The councils are working with the East Lancashire Community Rail Partnership, Northern Rail and Network Rail and have applied for funding from the European Regional Development Fund's transport programme Interreg IV B. A spokesman for Burnley Council said the ERDF application has been conditionally approved with full approval expected within two months.
A bid for £8.8m from the government's Regional Growth Fund last year was successful and will pay for the line to be reopened.
The Todmorden Curve railway improvements will see travel times to Manchester halved from one hour and 45 minutes to 53 minutes.
The station plans include refurbishment of the former railway station building, manned ticket facilities, new canopies and shelters, an office for East Lancashire Community Rail Partnership and the Northern Rail Community Ambassadors and improved car parking, cycle provision and pedestrian entrance.
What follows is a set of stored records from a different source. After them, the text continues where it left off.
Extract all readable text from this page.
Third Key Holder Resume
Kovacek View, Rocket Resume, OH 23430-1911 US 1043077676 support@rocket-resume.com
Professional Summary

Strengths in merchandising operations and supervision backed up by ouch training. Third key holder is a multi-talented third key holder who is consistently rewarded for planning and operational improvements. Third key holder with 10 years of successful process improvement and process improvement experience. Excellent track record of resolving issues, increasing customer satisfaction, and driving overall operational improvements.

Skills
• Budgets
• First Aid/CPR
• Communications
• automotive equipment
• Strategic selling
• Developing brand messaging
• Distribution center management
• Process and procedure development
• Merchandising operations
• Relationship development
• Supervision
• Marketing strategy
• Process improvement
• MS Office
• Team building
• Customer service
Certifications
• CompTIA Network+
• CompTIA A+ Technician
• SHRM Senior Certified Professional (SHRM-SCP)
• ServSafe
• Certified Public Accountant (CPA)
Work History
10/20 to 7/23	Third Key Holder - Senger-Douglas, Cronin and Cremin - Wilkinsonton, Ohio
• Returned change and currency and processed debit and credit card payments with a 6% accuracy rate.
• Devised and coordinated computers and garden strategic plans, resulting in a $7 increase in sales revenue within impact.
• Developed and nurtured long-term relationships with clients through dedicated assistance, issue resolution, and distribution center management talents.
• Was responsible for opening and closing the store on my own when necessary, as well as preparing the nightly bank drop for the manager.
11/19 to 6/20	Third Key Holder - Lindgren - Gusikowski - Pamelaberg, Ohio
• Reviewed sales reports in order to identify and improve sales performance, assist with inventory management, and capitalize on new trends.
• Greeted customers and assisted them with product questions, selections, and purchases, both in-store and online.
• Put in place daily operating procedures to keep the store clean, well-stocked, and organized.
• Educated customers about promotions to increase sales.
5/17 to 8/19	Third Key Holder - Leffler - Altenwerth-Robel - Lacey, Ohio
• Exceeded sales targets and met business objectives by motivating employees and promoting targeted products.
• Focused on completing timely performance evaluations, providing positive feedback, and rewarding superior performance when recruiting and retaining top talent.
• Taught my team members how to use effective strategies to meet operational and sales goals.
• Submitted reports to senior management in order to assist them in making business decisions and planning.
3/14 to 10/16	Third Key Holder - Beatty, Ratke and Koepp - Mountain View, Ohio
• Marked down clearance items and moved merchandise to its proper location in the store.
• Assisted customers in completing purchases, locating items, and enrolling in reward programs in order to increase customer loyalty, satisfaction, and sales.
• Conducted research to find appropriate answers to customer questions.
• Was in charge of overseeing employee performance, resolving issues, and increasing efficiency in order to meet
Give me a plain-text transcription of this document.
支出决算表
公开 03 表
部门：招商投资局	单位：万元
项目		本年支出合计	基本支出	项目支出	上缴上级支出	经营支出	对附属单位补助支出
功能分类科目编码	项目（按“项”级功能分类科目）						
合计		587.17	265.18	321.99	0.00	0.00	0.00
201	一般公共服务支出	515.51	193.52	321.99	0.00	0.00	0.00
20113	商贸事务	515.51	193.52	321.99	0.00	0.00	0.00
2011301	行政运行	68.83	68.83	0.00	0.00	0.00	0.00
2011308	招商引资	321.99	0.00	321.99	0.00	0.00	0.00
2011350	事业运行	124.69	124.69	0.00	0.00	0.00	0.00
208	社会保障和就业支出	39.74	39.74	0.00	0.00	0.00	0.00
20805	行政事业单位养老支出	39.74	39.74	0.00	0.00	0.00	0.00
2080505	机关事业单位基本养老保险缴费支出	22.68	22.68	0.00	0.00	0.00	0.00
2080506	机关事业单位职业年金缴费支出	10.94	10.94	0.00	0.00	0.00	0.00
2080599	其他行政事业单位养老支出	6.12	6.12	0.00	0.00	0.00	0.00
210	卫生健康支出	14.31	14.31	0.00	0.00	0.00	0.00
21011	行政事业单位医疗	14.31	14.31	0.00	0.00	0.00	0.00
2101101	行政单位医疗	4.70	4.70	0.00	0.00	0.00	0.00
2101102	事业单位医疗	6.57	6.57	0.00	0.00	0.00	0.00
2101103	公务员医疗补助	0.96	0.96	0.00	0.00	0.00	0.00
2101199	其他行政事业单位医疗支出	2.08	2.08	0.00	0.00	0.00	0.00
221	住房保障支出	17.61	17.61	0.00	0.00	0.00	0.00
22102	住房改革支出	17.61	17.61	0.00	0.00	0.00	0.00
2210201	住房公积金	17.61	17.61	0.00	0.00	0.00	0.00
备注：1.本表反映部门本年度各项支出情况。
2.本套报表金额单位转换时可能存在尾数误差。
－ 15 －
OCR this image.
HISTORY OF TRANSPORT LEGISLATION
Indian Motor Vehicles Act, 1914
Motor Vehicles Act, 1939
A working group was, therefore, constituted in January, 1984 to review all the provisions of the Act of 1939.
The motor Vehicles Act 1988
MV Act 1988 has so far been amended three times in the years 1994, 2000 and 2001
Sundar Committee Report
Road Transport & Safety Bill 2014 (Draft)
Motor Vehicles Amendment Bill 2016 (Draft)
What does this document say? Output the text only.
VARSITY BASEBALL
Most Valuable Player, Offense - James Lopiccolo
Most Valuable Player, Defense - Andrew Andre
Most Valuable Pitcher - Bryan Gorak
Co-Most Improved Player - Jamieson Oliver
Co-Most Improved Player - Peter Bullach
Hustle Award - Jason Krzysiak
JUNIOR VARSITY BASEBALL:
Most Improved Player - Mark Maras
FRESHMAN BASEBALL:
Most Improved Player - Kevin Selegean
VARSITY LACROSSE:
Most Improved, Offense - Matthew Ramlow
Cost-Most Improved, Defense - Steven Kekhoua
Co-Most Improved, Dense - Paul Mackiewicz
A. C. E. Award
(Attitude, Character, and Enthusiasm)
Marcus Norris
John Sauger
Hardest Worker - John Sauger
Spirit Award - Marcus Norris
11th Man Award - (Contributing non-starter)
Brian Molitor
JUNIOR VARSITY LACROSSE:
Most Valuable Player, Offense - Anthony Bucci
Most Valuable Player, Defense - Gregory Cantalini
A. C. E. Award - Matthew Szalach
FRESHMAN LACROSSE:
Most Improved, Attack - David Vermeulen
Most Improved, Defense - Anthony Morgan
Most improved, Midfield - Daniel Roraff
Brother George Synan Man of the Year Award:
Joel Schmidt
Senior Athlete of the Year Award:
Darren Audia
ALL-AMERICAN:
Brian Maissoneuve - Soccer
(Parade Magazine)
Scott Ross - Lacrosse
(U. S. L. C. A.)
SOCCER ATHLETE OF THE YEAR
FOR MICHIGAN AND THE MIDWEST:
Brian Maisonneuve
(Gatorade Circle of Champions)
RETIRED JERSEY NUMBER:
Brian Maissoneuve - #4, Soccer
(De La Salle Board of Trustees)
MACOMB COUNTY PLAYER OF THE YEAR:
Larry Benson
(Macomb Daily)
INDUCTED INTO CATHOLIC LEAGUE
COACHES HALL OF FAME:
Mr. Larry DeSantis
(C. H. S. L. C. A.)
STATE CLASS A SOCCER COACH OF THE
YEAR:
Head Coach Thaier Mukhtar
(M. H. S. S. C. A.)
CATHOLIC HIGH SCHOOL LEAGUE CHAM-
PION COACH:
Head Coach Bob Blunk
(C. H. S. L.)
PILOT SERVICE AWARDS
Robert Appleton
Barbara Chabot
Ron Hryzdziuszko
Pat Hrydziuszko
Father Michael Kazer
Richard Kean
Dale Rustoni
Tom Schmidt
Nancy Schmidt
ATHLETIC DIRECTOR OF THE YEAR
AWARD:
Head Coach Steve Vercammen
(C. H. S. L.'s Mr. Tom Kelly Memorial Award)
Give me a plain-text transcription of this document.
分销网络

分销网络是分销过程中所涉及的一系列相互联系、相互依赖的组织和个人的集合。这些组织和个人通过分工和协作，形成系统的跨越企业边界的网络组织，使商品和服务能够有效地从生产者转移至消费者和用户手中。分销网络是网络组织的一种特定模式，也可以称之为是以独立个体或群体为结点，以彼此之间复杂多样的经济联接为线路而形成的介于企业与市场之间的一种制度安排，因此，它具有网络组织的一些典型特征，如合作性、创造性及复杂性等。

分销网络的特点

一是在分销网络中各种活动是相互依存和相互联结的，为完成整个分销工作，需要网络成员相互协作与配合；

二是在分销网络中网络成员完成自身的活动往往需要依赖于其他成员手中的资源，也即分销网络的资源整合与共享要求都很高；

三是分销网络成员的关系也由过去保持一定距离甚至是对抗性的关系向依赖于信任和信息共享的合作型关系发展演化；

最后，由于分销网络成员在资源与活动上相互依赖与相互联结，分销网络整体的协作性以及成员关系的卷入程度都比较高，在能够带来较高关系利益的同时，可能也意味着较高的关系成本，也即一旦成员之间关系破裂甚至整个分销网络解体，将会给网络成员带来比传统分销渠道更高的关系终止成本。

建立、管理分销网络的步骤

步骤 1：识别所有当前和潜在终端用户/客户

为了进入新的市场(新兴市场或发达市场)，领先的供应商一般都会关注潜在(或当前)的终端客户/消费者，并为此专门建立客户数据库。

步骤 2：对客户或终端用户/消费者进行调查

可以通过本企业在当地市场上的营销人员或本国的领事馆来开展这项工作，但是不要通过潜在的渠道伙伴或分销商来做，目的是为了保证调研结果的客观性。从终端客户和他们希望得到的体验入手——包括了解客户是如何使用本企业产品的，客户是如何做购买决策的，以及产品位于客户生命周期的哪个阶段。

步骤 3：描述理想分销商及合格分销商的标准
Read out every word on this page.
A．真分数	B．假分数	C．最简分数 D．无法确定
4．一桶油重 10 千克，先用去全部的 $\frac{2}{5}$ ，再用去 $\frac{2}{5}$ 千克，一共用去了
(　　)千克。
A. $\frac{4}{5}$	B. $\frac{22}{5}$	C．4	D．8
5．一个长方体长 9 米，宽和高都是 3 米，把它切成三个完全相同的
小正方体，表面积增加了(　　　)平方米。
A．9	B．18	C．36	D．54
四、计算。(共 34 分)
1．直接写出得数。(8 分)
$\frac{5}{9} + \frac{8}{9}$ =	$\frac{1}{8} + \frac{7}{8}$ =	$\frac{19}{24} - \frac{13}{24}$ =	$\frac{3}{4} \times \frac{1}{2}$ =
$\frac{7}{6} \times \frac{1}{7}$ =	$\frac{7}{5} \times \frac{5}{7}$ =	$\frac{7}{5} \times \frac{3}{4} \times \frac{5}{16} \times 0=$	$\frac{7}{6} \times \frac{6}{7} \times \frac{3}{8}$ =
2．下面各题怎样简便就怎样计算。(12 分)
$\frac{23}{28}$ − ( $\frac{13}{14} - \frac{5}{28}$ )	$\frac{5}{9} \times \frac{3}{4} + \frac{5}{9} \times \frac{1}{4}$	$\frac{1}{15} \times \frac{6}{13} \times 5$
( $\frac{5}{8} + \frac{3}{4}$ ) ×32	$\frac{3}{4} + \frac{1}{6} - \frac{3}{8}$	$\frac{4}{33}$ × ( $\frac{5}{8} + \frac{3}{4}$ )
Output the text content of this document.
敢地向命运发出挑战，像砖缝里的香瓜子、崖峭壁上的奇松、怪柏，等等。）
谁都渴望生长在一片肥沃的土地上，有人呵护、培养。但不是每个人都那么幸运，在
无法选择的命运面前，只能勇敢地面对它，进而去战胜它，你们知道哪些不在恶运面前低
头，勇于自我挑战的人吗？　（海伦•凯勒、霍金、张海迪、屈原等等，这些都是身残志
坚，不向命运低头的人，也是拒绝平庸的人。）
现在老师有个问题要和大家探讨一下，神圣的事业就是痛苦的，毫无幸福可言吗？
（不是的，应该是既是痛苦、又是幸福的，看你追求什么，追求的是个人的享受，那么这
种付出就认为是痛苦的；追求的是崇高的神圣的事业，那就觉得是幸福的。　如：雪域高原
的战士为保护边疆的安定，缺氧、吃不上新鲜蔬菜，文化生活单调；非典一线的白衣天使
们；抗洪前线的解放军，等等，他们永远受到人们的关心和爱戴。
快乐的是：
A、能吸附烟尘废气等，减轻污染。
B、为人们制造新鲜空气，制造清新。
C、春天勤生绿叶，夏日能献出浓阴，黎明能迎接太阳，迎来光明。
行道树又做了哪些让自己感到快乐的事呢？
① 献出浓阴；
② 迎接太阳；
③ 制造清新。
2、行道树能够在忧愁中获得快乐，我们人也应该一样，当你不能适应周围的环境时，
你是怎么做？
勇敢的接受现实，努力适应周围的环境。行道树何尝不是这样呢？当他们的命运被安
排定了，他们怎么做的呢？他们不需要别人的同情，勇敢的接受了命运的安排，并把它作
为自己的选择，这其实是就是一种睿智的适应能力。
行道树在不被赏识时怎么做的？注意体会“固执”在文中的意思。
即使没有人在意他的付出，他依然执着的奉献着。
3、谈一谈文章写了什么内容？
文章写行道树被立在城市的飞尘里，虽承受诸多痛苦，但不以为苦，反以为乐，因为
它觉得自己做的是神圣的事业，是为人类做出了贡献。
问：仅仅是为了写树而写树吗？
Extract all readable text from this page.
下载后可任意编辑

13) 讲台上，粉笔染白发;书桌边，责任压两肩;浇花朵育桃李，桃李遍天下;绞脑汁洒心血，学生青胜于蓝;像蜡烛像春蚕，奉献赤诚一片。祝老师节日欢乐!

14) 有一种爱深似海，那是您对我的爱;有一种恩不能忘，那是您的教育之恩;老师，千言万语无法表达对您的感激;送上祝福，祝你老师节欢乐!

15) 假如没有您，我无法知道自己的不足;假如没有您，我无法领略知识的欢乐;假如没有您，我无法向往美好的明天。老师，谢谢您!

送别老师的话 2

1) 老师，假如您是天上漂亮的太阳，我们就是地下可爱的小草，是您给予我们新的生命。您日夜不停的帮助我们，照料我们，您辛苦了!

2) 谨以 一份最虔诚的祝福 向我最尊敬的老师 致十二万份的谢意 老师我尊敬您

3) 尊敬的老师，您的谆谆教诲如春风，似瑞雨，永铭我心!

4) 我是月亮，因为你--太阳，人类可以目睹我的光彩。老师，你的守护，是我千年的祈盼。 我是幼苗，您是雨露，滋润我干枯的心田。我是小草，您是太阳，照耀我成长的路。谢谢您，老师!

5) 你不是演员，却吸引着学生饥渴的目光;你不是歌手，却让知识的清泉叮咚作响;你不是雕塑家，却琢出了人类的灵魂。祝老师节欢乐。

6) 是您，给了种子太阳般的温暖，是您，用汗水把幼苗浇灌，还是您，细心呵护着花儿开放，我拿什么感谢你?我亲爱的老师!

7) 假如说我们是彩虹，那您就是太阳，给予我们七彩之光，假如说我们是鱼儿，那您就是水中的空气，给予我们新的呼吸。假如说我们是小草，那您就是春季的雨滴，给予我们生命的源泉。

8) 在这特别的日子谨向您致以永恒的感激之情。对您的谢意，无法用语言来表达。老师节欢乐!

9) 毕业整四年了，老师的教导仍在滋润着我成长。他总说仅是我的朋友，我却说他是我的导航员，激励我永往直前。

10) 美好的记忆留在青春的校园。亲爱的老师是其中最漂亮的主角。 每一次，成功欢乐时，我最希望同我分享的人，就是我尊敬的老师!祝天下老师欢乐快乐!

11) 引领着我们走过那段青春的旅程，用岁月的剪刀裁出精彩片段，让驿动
Work has already started at the station, with some initial enabling works including the demolition of extensions relating to the former use a dairy distribution depot and the clearance of vegetation.
The station was originally built in the current location at Manchester Road in 1886. This station was, in turn, closed on 6 November 1961 and subsequently re-opened on 29 September 1986. By the time it was re-opened, the station building, the majority of which still exists, had been sold out of railway use for use as a dairy storage and distribution facility. The site was purchased by Burnley Council and Lancashire County Council in November 2011 with the aim of bringing the building back into rail use.
Cllr Roger Frost, executive member for regeneration and economic development, said: "Rail travel grew by 4.8% in 2011, with more and more people choosing to travel by train, despite difficult economic times. To accommodate this growth it is important Burnley creates welcoming stations able to accommodate an increase in passenger numbers.
"For some passengers it can be the first impression they get of a town, and with the transformations underway in Burnley, with new schools, college and universities, it is important that visitors arriving, or passing through see the 'new' modern, changing Burnley.
"Work is due to commence on the new University Technical College later this year, which will have a major impact on the Manchester Road station with a number of students coming into Burnley from across the region by rail."
SBS Architects and engineering consultants Hyder designed the station redevelopment.